The increase in bank lending was supported by a 27.6% year on year rise in credit to the agriculture sector, specifically to crops, livestock and poultry farming activities and processing activities. Credit to agriculture was 12.5% of total bank loans to the private sector.

Personal loans and household loans expanded by 12.3% from the same month last year to Shs2.2 trillion, with credit to purchase non-durable goods and services climbing by 30.8%.

Credit to the trade sector increased by 11.9% to Shs2.2 trillion. Wholesale trade loans were up 20.8% while lending to retailers increased by 10.7%. Export loans however fell by 2.6%.

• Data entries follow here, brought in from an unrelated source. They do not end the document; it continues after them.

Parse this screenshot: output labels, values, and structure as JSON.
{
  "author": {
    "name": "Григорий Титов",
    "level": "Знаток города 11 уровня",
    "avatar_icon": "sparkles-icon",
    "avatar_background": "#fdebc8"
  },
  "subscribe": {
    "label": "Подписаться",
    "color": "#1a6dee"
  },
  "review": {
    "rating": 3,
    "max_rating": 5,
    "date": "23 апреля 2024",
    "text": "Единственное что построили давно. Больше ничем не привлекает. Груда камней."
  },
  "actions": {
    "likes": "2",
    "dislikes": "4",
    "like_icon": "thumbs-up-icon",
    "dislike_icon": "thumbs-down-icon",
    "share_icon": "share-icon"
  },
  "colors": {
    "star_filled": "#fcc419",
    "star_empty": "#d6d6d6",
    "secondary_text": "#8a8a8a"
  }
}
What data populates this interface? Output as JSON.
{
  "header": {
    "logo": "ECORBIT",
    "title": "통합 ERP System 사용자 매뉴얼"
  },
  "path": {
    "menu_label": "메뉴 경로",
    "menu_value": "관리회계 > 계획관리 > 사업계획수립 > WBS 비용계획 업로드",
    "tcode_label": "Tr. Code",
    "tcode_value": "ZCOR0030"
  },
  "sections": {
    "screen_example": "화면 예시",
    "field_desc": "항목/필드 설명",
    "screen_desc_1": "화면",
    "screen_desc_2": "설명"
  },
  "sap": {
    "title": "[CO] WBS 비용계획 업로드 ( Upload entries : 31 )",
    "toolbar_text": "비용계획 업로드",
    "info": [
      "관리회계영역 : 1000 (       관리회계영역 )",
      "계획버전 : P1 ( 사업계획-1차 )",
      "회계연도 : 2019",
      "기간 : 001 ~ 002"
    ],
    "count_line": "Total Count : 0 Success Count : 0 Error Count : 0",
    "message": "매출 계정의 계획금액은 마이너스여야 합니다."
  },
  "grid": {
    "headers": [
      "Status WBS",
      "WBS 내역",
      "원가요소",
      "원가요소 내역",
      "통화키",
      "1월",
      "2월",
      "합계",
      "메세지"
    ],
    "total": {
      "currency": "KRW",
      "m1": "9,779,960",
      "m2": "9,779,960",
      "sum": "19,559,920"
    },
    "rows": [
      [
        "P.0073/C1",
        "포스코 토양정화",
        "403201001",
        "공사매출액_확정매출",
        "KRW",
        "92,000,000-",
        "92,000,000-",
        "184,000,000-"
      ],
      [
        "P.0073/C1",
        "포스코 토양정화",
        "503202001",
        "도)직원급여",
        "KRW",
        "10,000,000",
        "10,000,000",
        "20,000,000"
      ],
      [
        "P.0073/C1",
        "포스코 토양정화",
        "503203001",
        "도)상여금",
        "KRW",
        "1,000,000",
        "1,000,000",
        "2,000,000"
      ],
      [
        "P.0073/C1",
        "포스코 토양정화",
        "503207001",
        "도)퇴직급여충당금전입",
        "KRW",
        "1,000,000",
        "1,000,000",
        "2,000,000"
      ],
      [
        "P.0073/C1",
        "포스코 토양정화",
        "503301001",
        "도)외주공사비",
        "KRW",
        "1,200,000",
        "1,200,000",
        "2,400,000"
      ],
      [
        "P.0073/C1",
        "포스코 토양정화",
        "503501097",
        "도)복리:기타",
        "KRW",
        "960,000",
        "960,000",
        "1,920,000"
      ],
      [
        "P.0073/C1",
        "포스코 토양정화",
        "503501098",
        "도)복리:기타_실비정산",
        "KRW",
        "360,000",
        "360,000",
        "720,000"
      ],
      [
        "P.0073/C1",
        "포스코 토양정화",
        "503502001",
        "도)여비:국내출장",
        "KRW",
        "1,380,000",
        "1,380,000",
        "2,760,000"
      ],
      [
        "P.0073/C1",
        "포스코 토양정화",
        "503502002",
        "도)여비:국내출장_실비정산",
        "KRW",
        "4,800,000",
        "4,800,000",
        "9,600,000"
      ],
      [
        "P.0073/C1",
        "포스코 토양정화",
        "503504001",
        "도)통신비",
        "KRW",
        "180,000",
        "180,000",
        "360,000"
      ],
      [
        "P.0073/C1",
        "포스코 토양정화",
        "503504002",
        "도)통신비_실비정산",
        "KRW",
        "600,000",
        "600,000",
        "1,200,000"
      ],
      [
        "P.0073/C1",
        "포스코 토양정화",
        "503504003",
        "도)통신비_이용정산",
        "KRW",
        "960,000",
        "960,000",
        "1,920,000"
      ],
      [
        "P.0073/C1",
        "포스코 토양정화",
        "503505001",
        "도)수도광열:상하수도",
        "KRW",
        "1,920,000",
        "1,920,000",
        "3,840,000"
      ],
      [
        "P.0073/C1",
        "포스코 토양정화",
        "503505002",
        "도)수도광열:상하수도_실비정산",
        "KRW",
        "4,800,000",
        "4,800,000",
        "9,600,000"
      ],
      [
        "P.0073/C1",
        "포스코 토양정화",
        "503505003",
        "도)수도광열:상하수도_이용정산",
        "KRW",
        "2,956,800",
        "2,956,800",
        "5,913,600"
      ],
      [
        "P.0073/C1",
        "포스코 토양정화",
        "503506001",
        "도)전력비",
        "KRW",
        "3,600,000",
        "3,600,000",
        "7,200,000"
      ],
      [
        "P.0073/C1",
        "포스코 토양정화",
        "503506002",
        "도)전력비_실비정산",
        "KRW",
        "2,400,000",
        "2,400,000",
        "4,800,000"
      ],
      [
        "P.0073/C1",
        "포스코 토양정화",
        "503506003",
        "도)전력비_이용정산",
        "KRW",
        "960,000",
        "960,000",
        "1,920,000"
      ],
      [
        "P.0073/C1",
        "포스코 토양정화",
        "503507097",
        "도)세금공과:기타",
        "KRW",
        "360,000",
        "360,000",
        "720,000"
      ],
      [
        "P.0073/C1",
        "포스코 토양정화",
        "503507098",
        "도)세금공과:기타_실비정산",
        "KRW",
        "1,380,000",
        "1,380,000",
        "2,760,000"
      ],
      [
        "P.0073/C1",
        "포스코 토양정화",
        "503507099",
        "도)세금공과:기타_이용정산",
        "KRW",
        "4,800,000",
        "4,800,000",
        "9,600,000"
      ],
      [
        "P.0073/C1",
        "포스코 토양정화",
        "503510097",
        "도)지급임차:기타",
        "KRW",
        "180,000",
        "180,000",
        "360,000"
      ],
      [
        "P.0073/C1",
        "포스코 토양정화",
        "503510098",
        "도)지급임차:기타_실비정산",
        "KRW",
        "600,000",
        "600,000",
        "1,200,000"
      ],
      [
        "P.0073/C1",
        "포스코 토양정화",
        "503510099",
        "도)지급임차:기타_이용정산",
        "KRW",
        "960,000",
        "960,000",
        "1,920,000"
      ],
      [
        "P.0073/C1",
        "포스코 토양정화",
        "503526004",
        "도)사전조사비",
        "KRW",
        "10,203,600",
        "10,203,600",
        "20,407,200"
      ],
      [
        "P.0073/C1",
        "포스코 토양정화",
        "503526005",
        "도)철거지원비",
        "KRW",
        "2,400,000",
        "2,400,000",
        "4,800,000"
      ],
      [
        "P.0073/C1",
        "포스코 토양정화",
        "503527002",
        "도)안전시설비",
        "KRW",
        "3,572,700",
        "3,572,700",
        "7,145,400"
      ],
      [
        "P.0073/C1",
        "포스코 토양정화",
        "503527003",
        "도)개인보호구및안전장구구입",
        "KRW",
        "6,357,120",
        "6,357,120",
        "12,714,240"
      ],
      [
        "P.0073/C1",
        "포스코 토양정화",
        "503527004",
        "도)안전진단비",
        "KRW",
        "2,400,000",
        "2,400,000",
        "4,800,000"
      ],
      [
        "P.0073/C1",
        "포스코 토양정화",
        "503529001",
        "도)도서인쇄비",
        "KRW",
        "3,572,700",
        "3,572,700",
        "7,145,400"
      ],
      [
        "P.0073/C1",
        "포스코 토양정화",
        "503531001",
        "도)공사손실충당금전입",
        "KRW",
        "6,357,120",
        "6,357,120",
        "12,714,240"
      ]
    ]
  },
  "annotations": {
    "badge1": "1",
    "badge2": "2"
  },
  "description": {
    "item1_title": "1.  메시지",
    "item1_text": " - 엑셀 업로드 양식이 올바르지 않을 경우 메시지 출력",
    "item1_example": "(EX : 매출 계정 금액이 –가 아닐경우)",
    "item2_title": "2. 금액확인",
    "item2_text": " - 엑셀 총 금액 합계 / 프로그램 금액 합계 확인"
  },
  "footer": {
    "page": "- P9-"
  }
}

The building, mortgage, construction and real estate which usually receives the biggest share of bank loans – 21% in February – registered a subdued growth in credit of 3.6%. This follows a 17.2% decline in commercial mortgages, although mortgages for residential houses increased by Shs58.2bn. Loans to property developers and estate agents were also up by 17.3%.

Credit to the manufacturing sector was up by only 0.3%, while loans to transport and communication were down 13.3%. The two sectors’ shares of total bank loans was 12.5% and 6%, respectively.

The sluggish growth bank lending to the private sector has more to do with collateral concerns and other structural rigidities in the banking sector not a failure of monetary policy, according to the Bank of Uganda. Banks concerns about nonperforming loans remains the biggest handicap to private sector credit growth.

Interest rates are likely to go down following the Bank’s historically low policy rate. But the effect of this on loan growth is likely to be tempered as banks “tighten non-price terms and conditions” and “guard against inadequate security”.